The Tshwane-based outfit needed to prove their grit and desire as they were driven all the way against a spirited City side before Ronwen Williams once again showed his penalty saving prowess as he guided Matsatsantsa to the MTN 8 title.
The Citizens coach, Benni McCarthy, might have been disappointed with the result but he could not fault his side’s effort against a club slowly becoming the ‘Cup Kings’ of South African football, and with the game now something of the past, Goal breaks down the key tactical aspects of the game and what SuperSport coach Eric Tinkler did right to steer his team to victory.
Firstly, both coaches opted for line-ups filled with experience and one player in particular for City, who stood out as he rolled back the years was Teko Modise. The veteran showed calmness and composure that South Africans have become accustomed to seeing from him over the years and his playmaking role allowed Mpho Matsi to sit back and be used in a more defensive role.
Modise was also unlucky not to have registered an assist when he played Lehlohonolo Majoro through on goal, but the former Kaizer Chiefs striker experienced a night to forget as he squandered several opportunities.
On first look, McCarthy will rue his team’s missed opportunities especially when they were 1-0 up and might even look at the decision not to bring on Ayanda Patosi as an opportunity missed, as the playmaker’s attacking flair and composure could have been vital against a beleaguered SuperSport team towards the end of the game.
Nonetheless, one decision which the former Bafana Bafana striker made which he deserves credit for, is his decision to play Taariq Fielies. The 25-year-old former Milano United defender justified his inclusion in the squad ahead of the experienced Tshepo Gumede as he was solid throughout the encounter.
Meanwhile, City went into the clash looking to play off the counter attack which gave them the advantage, especially when the SuperSport players began to fatigue.

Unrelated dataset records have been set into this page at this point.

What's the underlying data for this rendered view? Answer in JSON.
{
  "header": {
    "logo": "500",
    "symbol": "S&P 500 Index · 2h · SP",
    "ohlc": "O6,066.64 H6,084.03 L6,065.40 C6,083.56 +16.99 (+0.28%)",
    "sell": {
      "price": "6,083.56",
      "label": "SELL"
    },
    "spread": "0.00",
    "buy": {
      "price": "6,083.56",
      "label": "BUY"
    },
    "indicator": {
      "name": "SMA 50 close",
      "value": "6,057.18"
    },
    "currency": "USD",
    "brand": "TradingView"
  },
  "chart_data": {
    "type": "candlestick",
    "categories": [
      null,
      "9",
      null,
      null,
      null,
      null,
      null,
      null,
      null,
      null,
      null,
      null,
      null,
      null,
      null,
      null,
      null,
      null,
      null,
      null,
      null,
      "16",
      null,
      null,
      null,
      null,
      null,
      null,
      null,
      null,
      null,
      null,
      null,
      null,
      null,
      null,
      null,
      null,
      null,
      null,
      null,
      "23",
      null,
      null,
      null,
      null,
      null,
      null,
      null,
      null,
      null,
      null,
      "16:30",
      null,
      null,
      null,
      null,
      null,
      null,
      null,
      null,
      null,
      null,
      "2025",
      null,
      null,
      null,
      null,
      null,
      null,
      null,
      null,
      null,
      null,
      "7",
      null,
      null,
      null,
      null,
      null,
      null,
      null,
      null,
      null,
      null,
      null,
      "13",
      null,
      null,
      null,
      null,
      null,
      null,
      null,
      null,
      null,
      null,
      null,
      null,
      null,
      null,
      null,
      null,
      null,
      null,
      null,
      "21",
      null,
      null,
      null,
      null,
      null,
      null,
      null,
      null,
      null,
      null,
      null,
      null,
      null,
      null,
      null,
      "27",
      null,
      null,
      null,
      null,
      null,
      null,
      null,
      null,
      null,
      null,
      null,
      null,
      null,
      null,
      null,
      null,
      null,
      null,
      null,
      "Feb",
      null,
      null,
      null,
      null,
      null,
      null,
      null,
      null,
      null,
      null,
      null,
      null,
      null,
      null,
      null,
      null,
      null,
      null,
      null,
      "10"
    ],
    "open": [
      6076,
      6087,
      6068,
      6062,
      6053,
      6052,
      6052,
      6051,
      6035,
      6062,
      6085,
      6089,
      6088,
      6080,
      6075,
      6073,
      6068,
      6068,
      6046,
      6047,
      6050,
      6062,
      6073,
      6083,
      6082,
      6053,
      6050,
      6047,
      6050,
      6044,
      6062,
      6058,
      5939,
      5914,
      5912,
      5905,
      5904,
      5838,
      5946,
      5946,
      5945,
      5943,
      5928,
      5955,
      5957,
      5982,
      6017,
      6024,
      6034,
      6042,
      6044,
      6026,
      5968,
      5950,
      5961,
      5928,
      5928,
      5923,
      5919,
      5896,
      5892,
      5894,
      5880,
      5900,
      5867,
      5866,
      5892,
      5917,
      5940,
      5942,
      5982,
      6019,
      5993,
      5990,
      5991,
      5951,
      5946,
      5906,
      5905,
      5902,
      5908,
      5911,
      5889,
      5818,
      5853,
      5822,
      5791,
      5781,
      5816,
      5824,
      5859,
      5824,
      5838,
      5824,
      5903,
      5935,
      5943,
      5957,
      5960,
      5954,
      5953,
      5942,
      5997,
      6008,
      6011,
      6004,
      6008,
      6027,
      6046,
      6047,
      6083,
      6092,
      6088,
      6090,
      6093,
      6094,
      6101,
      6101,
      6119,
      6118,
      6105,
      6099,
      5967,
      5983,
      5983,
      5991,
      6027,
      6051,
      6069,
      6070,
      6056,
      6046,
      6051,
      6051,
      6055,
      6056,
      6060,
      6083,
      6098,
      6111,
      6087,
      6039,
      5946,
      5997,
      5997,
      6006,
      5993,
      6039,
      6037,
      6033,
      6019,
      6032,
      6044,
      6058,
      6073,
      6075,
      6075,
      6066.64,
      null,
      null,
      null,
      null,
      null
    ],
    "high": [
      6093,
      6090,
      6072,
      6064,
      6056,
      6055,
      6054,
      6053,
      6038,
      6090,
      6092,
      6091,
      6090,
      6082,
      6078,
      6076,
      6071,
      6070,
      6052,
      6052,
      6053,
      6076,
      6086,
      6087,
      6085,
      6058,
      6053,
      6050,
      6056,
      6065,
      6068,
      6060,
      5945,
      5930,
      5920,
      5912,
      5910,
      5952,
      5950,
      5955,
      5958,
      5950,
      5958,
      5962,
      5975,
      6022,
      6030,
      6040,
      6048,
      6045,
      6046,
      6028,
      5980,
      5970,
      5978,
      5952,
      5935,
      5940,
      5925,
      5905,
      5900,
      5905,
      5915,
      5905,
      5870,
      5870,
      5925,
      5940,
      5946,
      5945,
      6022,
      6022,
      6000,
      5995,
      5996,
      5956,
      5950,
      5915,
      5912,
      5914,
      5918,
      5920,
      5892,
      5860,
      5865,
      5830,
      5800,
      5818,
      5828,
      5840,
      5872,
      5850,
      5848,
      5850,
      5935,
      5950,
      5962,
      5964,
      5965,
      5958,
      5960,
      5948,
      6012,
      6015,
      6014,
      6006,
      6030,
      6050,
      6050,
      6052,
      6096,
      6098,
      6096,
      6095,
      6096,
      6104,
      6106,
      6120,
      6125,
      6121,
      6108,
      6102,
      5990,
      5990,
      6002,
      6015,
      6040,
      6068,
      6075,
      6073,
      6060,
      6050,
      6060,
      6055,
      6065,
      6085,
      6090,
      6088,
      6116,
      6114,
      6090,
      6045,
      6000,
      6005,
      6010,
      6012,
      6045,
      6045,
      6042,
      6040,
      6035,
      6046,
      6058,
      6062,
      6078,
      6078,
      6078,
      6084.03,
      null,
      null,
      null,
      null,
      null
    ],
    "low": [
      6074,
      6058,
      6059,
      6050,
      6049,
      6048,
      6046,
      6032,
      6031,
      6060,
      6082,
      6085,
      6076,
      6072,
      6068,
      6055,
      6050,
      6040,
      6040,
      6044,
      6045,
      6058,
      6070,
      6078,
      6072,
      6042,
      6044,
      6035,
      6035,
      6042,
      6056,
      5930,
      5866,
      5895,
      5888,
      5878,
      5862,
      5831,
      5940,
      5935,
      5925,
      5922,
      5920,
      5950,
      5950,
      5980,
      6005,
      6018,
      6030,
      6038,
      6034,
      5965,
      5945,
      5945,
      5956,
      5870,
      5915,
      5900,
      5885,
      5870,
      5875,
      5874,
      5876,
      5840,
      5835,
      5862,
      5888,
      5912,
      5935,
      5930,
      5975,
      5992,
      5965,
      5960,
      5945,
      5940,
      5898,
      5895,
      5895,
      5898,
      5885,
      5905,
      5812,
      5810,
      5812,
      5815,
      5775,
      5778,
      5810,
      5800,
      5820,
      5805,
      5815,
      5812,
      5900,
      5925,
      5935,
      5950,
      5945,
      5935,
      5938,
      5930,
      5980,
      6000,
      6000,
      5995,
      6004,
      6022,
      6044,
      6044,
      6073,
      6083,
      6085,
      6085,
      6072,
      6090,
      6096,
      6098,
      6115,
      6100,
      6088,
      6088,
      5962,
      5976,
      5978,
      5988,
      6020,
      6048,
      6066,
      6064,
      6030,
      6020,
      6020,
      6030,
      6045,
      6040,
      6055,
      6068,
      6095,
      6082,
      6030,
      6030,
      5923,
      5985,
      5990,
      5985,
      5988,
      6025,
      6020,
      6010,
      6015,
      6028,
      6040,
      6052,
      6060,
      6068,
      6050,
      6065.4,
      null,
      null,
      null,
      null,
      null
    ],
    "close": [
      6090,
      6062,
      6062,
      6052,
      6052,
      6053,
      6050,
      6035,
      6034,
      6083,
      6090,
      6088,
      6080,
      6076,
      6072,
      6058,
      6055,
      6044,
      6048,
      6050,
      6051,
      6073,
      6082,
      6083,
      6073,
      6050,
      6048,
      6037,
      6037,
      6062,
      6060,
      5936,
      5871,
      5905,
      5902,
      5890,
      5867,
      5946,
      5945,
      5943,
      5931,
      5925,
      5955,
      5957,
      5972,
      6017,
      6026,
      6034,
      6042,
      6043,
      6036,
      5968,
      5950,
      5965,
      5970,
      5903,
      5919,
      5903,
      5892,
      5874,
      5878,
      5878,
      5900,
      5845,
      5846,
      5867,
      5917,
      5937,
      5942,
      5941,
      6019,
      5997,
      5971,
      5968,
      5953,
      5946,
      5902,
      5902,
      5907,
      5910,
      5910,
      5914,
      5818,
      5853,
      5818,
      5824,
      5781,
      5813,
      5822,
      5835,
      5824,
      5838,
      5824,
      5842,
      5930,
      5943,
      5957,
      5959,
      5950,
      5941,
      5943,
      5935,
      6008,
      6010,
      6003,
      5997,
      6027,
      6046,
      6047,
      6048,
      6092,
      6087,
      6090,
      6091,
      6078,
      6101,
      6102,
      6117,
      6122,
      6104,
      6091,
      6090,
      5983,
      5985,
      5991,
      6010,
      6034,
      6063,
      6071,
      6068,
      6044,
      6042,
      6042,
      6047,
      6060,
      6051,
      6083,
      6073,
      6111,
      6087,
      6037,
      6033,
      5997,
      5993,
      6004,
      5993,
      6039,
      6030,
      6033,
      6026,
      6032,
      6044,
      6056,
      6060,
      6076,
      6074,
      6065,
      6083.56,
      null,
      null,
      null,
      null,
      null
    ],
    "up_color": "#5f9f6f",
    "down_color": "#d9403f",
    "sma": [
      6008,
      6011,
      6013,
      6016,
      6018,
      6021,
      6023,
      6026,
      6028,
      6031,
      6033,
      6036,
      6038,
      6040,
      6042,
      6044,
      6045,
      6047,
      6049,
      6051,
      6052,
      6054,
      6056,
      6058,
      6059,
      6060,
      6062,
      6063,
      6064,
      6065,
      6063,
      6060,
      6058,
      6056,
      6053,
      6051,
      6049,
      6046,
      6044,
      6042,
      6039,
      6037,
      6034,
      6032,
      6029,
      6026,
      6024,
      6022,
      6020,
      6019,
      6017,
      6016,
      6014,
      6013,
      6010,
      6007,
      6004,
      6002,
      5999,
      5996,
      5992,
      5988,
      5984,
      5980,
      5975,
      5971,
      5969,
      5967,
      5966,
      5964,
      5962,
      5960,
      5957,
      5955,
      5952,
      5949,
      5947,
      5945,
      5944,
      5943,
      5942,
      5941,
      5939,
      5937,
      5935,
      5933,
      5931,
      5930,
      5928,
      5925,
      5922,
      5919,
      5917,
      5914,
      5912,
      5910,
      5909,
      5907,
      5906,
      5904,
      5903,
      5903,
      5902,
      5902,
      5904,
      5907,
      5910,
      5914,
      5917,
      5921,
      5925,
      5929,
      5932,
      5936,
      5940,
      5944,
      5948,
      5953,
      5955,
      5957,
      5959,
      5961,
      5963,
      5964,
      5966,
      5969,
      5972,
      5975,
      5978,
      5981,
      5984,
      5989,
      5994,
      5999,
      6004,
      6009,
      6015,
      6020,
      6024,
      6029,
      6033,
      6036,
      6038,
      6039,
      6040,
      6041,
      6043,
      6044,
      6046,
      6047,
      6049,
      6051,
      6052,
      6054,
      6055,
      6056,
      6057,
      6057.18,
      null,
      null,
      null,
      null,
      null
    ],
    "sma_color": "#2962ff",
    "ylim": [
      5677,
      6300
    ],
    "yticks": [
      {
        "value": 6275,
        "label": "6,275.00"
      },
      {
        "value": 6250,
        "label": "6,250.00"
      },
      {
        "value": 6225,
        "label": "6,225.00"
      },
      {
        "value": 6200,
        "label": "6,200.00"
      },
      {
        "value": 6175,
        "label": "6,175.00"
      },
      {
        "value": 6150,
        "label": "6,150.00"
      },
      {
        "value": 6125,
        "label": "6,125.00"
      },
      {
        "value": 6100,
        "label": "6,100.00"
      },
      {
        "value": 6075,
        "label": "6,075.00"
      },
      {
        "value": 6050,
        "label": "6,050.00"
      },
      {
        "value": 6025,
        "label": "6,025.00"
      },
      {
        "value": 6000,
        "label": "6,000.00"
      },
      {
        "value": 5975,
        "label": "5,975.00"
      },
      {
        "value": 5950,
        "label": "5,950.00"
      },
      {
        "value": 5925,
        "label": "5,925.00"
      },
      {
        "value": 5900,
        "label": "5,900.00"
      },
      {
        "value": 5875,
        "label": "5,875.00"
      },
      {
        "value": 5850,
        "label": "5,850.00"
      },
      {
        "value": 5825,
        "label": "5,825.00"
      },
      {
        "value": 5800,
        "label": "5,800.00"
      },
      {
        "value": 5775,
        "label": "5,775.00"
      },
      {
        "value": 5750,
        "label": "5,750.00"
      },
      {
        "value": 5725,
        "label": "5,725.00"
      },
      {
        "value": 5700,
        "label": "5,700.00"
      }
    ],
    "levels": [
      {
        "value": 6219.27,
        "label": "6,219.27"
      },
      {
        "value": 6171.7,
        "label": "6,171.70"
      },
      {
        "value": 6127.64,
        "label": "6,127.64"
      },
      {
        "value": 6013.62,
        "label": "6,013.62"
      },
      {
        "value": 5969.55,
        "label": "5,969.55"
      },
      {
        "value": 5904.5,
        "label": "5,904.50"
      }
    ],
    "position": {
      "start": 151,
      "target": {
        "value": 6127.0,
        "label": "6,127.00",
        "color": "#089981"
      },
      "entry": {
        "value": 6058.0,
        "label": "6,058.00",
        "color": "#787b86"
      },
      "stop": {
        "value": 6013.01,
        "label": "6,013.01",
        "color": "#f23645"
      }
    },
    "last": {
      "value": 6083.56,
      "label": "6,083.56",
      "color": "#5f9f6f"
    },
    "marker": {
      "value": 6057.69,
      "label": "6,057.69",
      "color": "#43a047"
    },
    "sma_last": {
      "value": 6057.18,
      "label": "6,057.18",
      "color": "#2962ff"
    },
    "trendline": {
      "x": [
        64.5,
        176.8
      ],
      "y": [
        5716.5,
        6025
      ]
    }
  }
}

But it should be noted that McCarthy’s more conservative approach also did not give them that killer instinct. With Majoro leading the line, it did not allow City to trouble Williams enough as much as the former Kaizer Chiefs and Orlando Pirates striker was forced to play with his back towards goal for most of the game.
Nevertheless, the tactical change of the game must go to Tinkler for taking off the evergreen Reneilwe Letsholonyane in favour of young and energetic Thabo Mnyamane.
While at first glance many would have been critical of the substitution as Bradley Grobler would have been a better option to take off considering that he had little to no effect on the game at that point, but the change eventually paid off and Tinkler would be able to sleep even easier at night knowing that Grobler provided the assist.
The substitution certainly gave SuperSport more directness in their play and an added attacking impetus, which in Tinkler’s defence, the creative Letsholonyane did not offer playing in that deep lying midfield pocket.
Lastly, Tinkler’s decision for SuperSport to ride their luck and take the Capetonians to penalties was a masterstroke. The longer the game had gone on, the more confident SuperSport grew and the 47-year-old would have been fully aware of Williams’ capabilities from the penalty spot.